Quesada admitted that were it not for "Daredevil," he'd never have become Editor-in-Chief of Marvel. First approached by Marvel in 1998 when his company Event Comics was contracted to work on several Marvel Knights titles, the canny comics creator was nothing if not practiced in the fine art of negotiation. Daredevil was the one book Quesada wanted. He knew if he asked for the world - the entire line of Marvel Comics - they'd probably say no, but if he followed that up with a request for the Man Without Fear, they'd likely say yes. All went precisely according to plan, and the groundwork was laid for the reign of Quesada.

Smith's road to "Daredevil" was fraught with indecision. After agreeing to do the book, Smith called Quesada at the eleventh hour asking to bow out. "I was just like, 'I don't know, man, it's tough following Frank Miller. I don't want to fail so colossally in front of so many people,'" Smith had told the future Editor-in-Chief. Quesada caved, but the good-cop, bad-cop team of Quesada and Jimmy Palmiotti weren't through with the waffling screen scribe. "Then I get the phone call from Jimmy Palmiotti who was like, 'You fucking turd. How could you leave us hanging like this, you're a total fucking pussy and you really hurt fucking Joe,'" Smith recounted. More upset about leaving Quesada in the lurch than the slur of insults that had been hurled his way, Smith was struck with divine inspiration and signed back up.
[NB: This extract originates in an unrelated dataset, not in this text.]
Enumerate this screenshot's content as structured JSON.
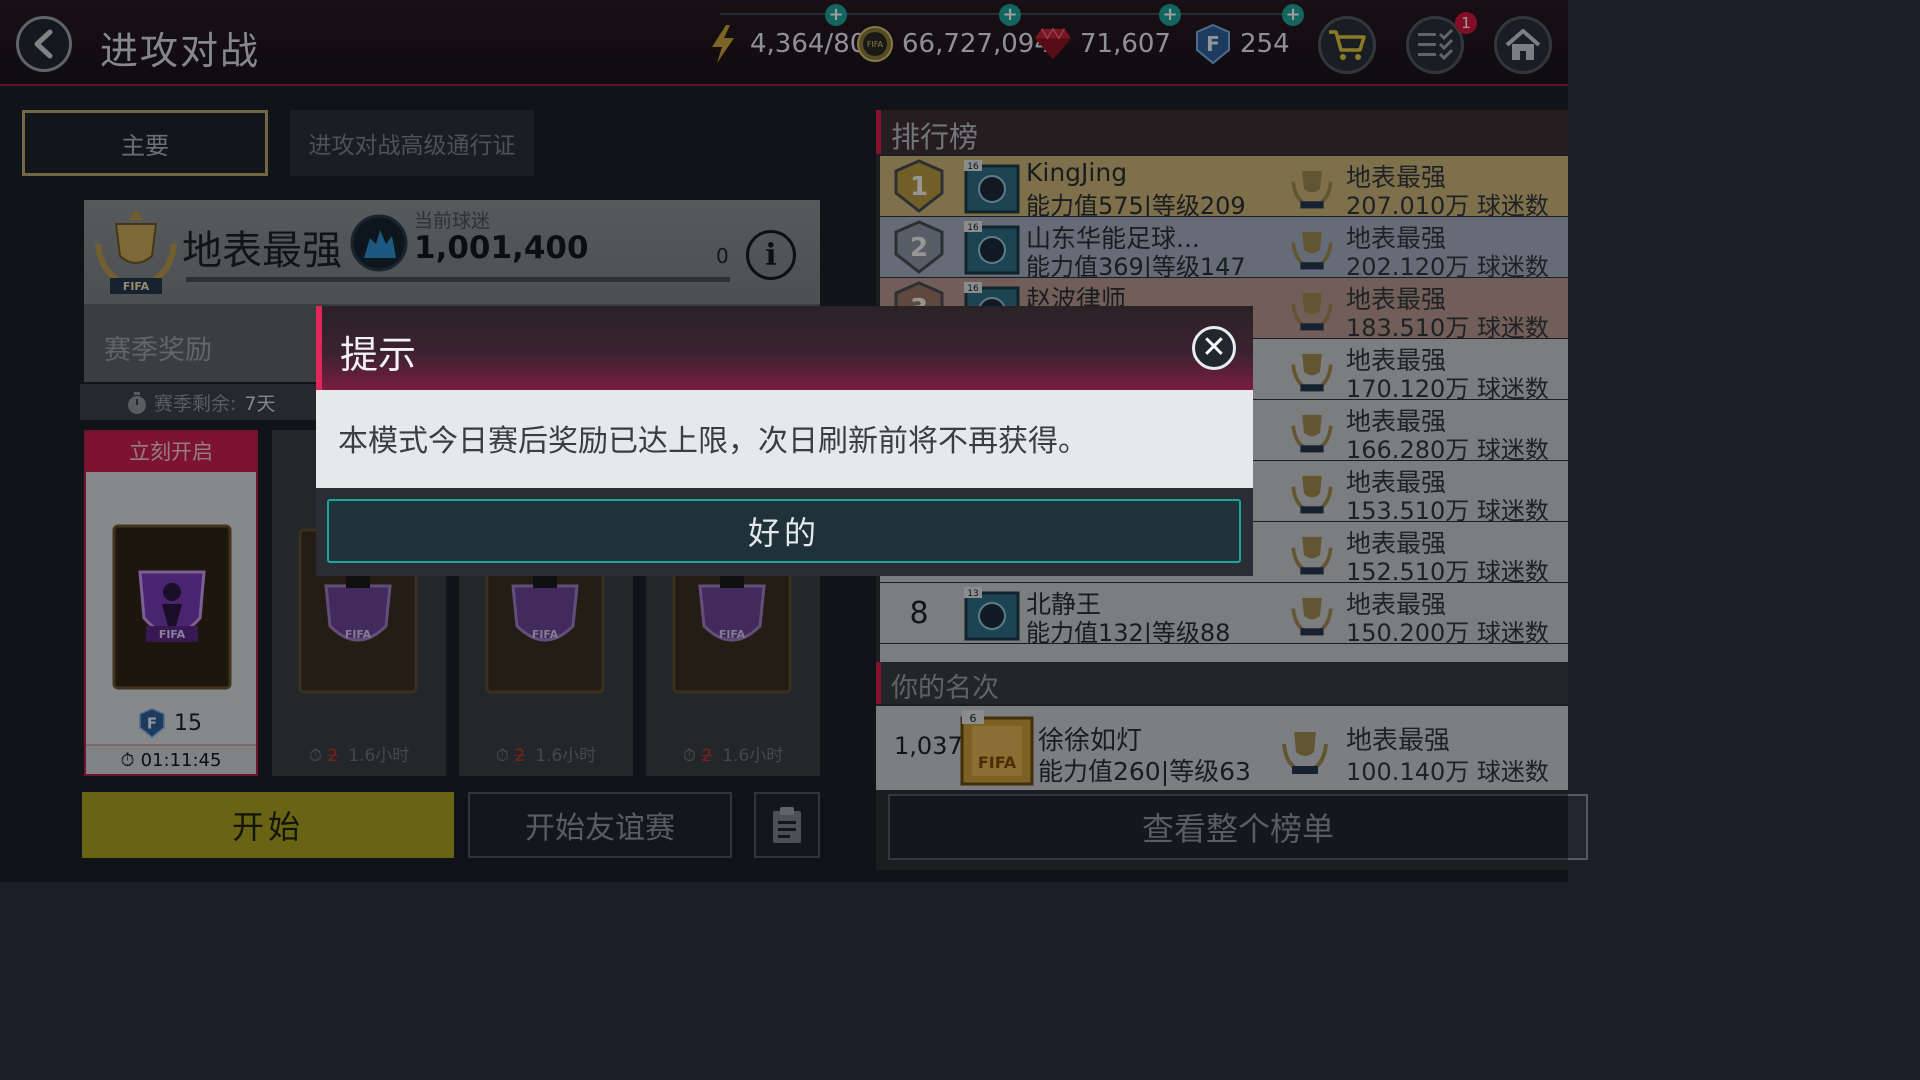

Nick Barrucci & Ron Zimmerman Tom DeSanto

Quesada and Lee took the opportunity to plug Lee's latest comics work, the "Stan Lee Meets" series, five books that sees Spider-Man, the Thing, Dr. Doom, Dr. Strange and the Silver Surfer meet their maker. "I've written a lot of stuff. I have never enjoyed writing anything as much as 'Stan Lee Meets,'" Lee admitted.
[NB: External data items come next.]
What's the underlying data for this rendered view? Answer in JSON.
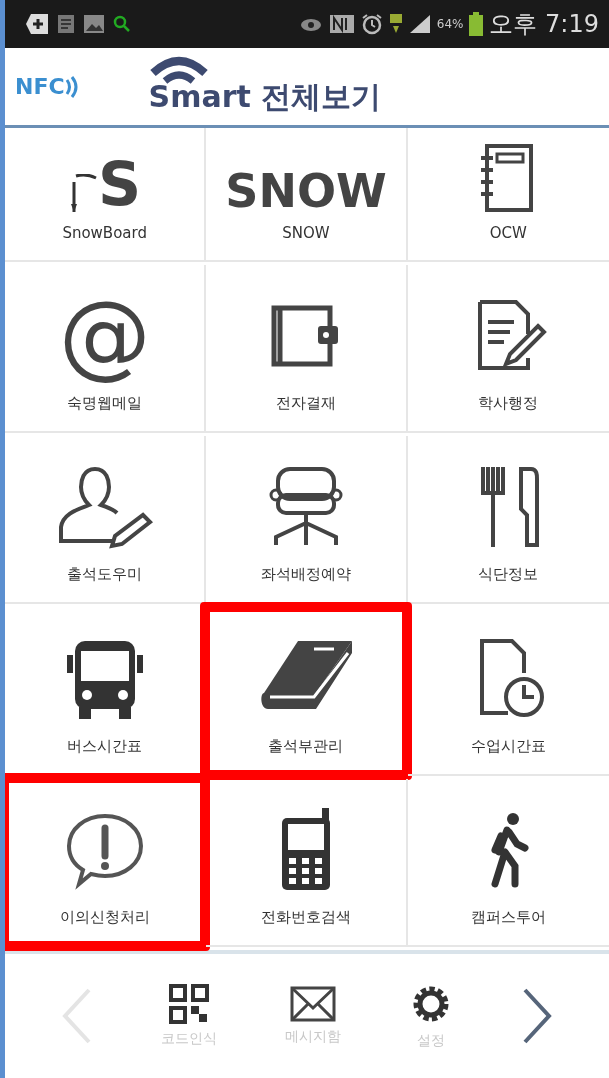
{
  "status_bar": {
    "battery": "64%",
    "time": "오후 7:19"
  },
  "header": {
    "nfc": "NFC",
    "title": "Smart 전체보기"
  },
  "grid": [
    {
      "label": "SnowBoard",
      "kind": "snowboard",
      "icon_text": "S",
      "highlighted": false
    },
    {
      "label": "SNOW",
      "kind": "logo",
      "icon_text": "SNOW",
      "highlighted": false
    },
    {
      "label": "OCW",
      "kind": "notebook",
      "highlighted": false
    },
    {
      "label": "숙명웹메일",
      "kind": "logo",
      "icon_text": "@",
      "highlighted": false
    },
    {
      "label": "전자결재",
      "kind": "wallet",
      "highlighted": false
    },
    {
      "label": "학사행정",
      "kind": "document",
      "highlighted": false
    },
    {
      "label": "출석도우미",
      "kind": "person",
      "highlighted": false
    },
    {
      "label": "좌석배정예약",
      "kind": "chair",
      "highlighted": false
    },
    {
      "label": "식단정보",
      "kind": "cutlery",
      "highlighted": false
    },
    {
      "label": "버스시간표",
      "kind": "bus",
      "highlighted": false
    },
    {
      "label": "출석부관리",
      "kind": "book",
      "highlighted": true
    },
    {
      "label": "수업시간표",
      "kind": "schedule",
      "highlighted": false
    },
    {
      "label": "이의신청처리",
      "kind": "alert",
      "highlighted": true
    },
    {
      "label": "전화번호검색",
      "kind": "phone",
      "highlighted": false
    },
    {
      "label": "캠퍼스투어",
      "kind": "walker",
      "highlighted": false
    }
  ],
  "bottom_nav": {
    "prev_disabled": true,
    "next_disabled": false,
    "items": [
      {
        "label": "코드인식",
        "kind": "qr"
      },
      {
        "label": "메시지함",
        "kind": "envelope"
      },
      {
        "label": "설정",
        "kind": "gear"
      }
    ]
  }
}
"You should do 'Stan Lee meets Stan Lee,'" Smith joked.

Lee didn't seem to understand that Smith was joking. "Wouldn't that be something!"

The event rounded out with the second and final special guest of the evening, "X-men" producer Tom DeSanto, auctioning off an "X-men" movie poster signed by most of the cast, with the proceeds to go to the Hero Initiative. Lee added his own John Hancock to the array, and Dynamic Forces President Nick Barucci won out with a high bid of $1200. Barucci proceeded to take the stage and present the hard-won poster to Stan Lee. "Wait a minute, I have an idea," Lee exclaimed. "Let's auction it again!"